Incredibly, she still manages to fit in at least fifteen wees during her new, reduced walks that were advised by the vet.
Karma. Just sayin.
Why do dogs feel the need to mark their territory so often?
Apparently it’s to do with marking their dominance or to ease their anxiety – the latter in the case of the Princess, I suspect.
It’s not so hard to understand. We humans like to mark out our territory as well, if that can be defined as feeling accepted or fitting in. Perhaps the more direct, in-your-face approach of dogs, might not go down too well at the school gates or in a new job, but isn’t one of the purposes of life to leave our mark, whether we do it through our careers, our kids or our actions of philanthropy?
In terms of marking his territory socially, the old man has always claimed that he doesn’t need friends (or a wife for that matter) and after thirty years together, I tend to believe him. He has always been a Grinch when it comes to socializing, and it is only with some belated maturity and an increase in his whisky consumption that he has finally accepted his fate of being married to a try-hard socialite and the need to compromise.

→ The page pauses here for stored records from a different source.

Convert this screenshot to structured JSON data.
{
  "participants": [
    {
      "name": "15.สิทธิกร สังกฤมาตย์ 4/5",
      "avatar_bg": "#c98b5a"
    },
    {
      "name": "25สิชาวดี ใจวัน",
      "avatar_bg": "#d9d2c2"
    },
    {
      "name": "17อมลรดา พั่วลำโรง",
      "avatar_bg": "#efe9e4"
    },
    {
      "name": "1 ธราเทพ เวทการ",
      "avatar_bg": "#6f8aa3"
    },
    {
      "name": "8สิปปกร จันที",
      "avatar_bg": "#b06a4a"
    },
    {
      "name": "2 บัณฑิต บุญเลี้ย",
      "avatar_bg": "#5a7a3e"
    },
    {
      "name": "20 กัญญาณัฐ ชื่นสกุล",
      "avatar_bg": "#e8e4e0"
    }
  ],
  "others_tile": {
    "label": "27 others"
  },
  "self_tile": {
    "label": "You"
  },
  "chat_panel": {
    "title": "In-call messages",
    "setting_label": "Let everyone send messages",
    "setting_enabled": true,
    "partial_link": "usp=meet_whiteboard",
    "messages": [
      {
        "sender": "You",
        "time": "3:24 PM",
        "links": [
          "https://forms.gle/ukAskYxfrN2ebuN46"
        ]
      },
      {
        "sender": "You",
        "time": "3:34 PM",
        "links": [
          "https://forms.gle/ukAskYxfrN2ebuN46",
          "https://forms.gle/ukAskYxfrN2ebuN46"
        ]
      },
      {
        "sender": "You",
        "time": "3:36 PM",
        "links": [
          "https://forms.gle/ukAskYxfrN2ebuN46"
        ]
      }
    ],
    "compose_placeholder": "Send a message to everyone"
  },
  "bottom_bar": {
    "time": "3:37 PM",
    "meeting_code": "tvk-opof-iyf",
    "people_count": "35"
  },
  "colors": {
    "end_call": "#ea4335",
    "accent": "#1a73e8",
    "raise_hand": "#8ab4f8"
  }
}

It does pain me to know that he would be happier in an isolated world of golf on tv (and just about every other sport ever to grace the Foxtel sports package – ice-skating excluded), ready-made meals and a studio apartment.
He has a very different idea to me about what he judges as ‘fitting in’. I remember when we first moved to a small village in England, fifteen or so years ago, how he lived for the moment our local publican would finally welcome him by his first name each time he walked into the pub.
We all secretly crave some recognition or some meaning to our existence.
After two years in our current suburb – having doubled their turnover, I imagine – the owner of our favourite Japanese restaurant now welcomes the old man by his first name, and my husband, upon whose face a smile is rarely raised, struggles to conceal the satisfaction that brings him.
He has marked his territory in this world via his avid consumption of raw fish.
One of the great things about getting older is that marking new territory becomes less important. That may be due to a greater inner confidence and wisdom, or the serenity created from realising that no-one is indeed ‘better’ than us, or because we have less energy to go to every party we’re invited to because of the physical effects of ageing, anyway.
There is something very smug about reaching that point in our lives.
It’s when we finally find the confidence to let go of people we don’t fully connect with; to turn down invitations we know we’ve been invited to, solely to boost numbers; to not beat ourselves up when friends disappoint us, and instead calmly walk away; and to not feel disempowered by the success of our peers.
For the truth is, the only territory worth marking, the only tree worth pissing against, is the small tree whose trunk contains the people we truly care about and who truly care about us, whose branches bloom more colourfully with each year and whose roots deepen with age.